Participants in this course will learn to assess the need for a hospice and/or palliative care program, and develop, implement and maintain an ongoing data driven process that reflects the complexity of the organization and focuses on clinical, economic and humanistic outcomes. Learners will assure strategic alignment of program operationalization with established organizational mission and vision with consideration for growth. (Pre-requisite: PALC 601 – Principles and Practice of Hospice and Palliative Care).
This course provides participants with a solid grounding in the principles of adult learning, how to assess knowledge and learning differences, principles of instructional design, and barriers to teaching and learning. Participants will be prepared to perform an audience analysis, prepare and deliver learning materials to patients, families, caregivers, other health care providers, and other stakeholders.
This course provides participants with advanced skills and information necessary to elicit patient and/or family values and delineate goals of care regarding pain and symptom management, advanced life-sustaining therapies, and advanced communication techniques for delivering bad news, establishing goals of care, suspending therapies, and death notification. (Pre-requisite: PALC 603 - Communication and Health Care Decision Making)

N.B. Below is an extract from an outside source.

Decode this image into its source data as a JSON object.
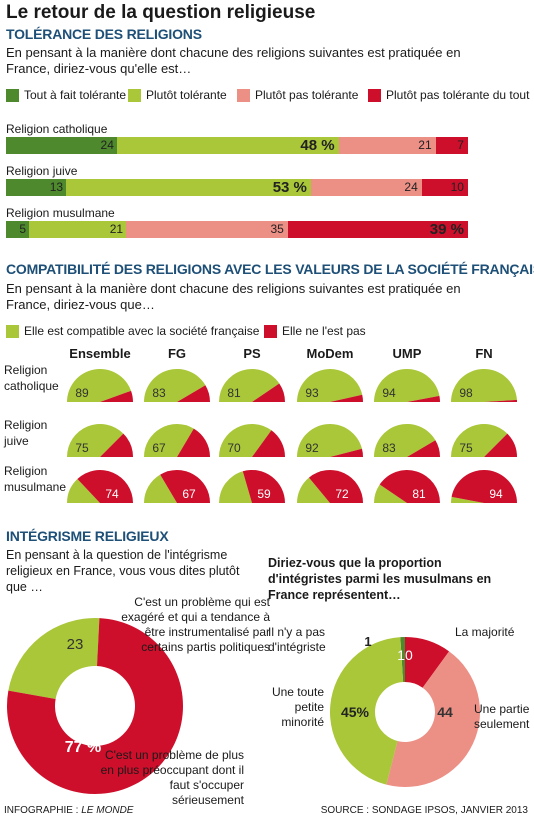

Participants will develop advanced skills in the assessing patients and families to determine psychosocial needs, spiritual and cultural concerns, and address patient and family suffering, coping and healing within the emotional, psychological and social domains with focused developmentally appropriate assessment followed by targeted communication, interventions and referrals. (Pre-requisite: PALC 604 - Psychosocial, Cultural, and Spiritual Care).
Hospice and palliative care professionals are at high risk for burnout. Participants in this course will learn about common sources of stress in this field, what self-care is, and why healthcare professionals should practice self-care. Participants will learn several techniques to practice daily self-care.
Participants in this course envision and plan a pilot project designed to assess clinical, economic or humanistic outcomes in hospice or palliative care. Students will learn how to establish a research question, establishing appropriate methods, and select outcomes to assess. Deliverable will be a proposal that is suitable for submission to an institutional review board. (Majority of coursework must be completed).
This course is entirely case-based, and uses the interprofessional/interdisciplinary approach to the resolution of complex cases of patients with advanced illnesses. Participants will have to rely on team members to achieve optimal patient outcomes. (Majority of coursework must be completed).